Running After Recovery, A Woman’s Goal to Cross the Finish Line

By Stacy Shepherd
BU News Service

On Monday morning, Dr. Judy Lytle laced up her black-and-pink Adidas running shoes and lined up at mile zero in Hopkinton. Having met up with fellow runners on the Boston Medical Center marathon team, at 11:25 a.m. Lytle began her 26.2-mile trek to the finish line.

Just over one year ago, the starting line of the Boston Marathon was the last place anyone would have imagined Lytle being.

In December of 2012, Lytle was just one month into her dramatic chemotherapy for acute promyelocytic leukemia. The 56-year-old primary care physician for Boston Medical Center was diagnosed with the blood cancer just one month earlier. The treatment left her confined to the hospital during the month of December and, after that, required her to return to the hospital for treatment daily for another two and a half months. During the month that Lytle was confined to her hospital bed, running her first ever Boston Marathon became her seemingly impossible goal.

“Running the marathon seemed like a high-in-the-sky thing to hold onto while I was so confined,” said Lytle, a petite woman with brown eyes and hair and a modest demeanor.

Lytle said she doesn’t know how or even why the Boston Marathon came up that day in her hospital room, but once she made the decision to cross the finish line on Boylston Street in April of 2014, her whole family resolved to help make it possible.

“Running the marathon was talking big from my bedside,” Lytle said. “I said, ‘I’m going to run the marathon next year.’ A few of my family members signed on at that time.”

Lytle got the news that her leukemia treatment was successful in June of 2013, just eight months after the diagnosis.

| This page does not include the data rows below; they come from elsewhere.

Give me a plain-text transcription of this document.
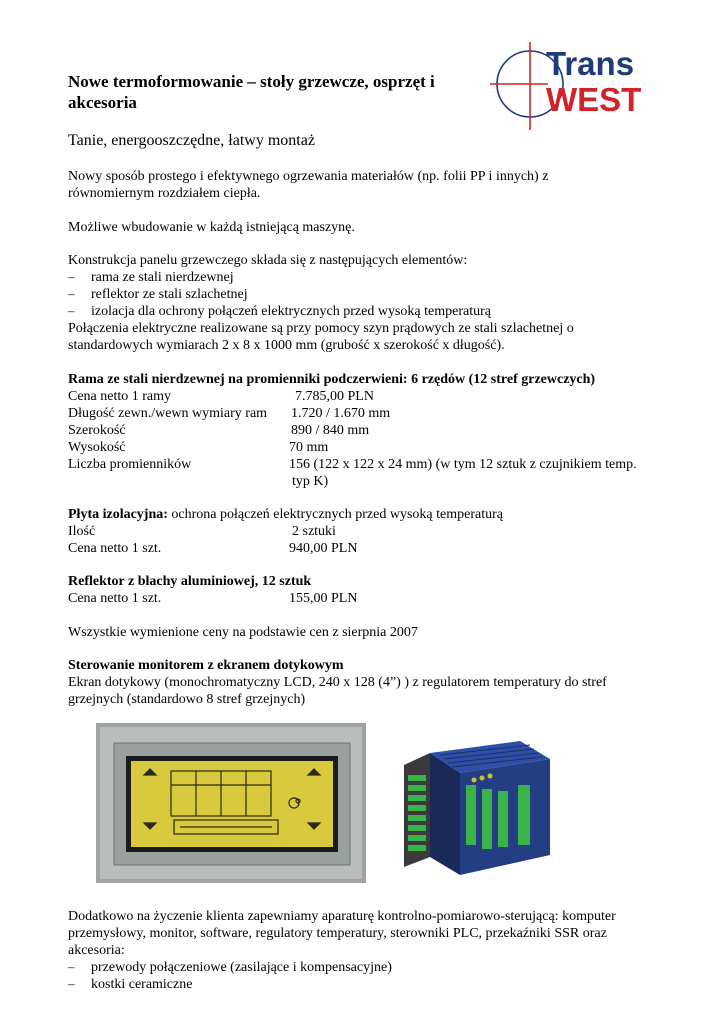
Trans
WEST
Nowe termoformowanie – stoły grzewcze, osprzęt i akcesoria
Tanie, energooszczędne, łatwy montaż
Nowy sposób prostego i efektywnego ogrzewania materiałów (np. folii PP i innych) z równomiernym rozdziałem ciepła.
Możliwe wbudowanie w każdą istniejącą maszynę.
Konstrukcja panelu grzewczego składa się z następujących elementów:
– rama ze stali nierdzewnej
– reflektor ze stali szlachetnej
– izolacja dla ochrony połączeń elektrycznych przed wysoką temperaturą
Połączenia elektryczne realizowane są przy pomocy szyn prądowych ze stali szlachetnej o standardowych wymiarach 2 x 8 x 1000 mm (grubość x szerokość x długość).
Rama ze stali nierdzewnej na promienniki podczerwieni: 6 rzędów (12 stref grzewczych)
Cena netto 1 ramy	7.785,00 PLN
Długość zewn./wewn wymiary ram 1.720 / 1.670 mm
Szerokość	890 / 840 mm
Wysokość	70 mm
Liczba promienników	156 (122 x 122 x 24 mm) (w tym 12 sztuk z czujnikiem temp.
typ K)
Płyta izolacyjna: ochrona połączeń elektrycznych przed wysoką temperaturą
Ilość	2 sztuki
Cena netto 1 szt.	940,00 PLN
Reflektor z blachy aluminiowej, 12 sztuk
Cena netto 1 szt.	155,00 PLN
Wszystkie wymienione ceny na podstawie cen z sierpnia 2007
Sterowanie monitorem z ekranem dotykowym
Ekran dotykowy (monochromatyczny LCD, 240 x 128 (4”) ) z regulatorem temperatury do stref grzejnych (standardowo 8 stref grzejnych)
Dodatkowo na życzenie klienta zapewniamy aparaturę kontrolno-pomiarowo-sterującą: komputer przemysłowy, monitor, software, regulatory temperatury, sterowniki PLC, przekaźniki SSR oraz akcesoria:
– przewody połączeniowe (zasilające i kompensacyjne)
– kostki ceramiczne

Not long after, Lytle, her daughter Julia and her son Joe began their training.

Julia Lytle, a Boston University senior, started training with her mom in August.

“[The family] is running for my mom,” she said. “And she’s actually running it, which is amazing.”

Although Julia Lytle decided not to run the marathon as a result of tendentious in her foot, Lytle is thankful that Julia supported her throughout her training.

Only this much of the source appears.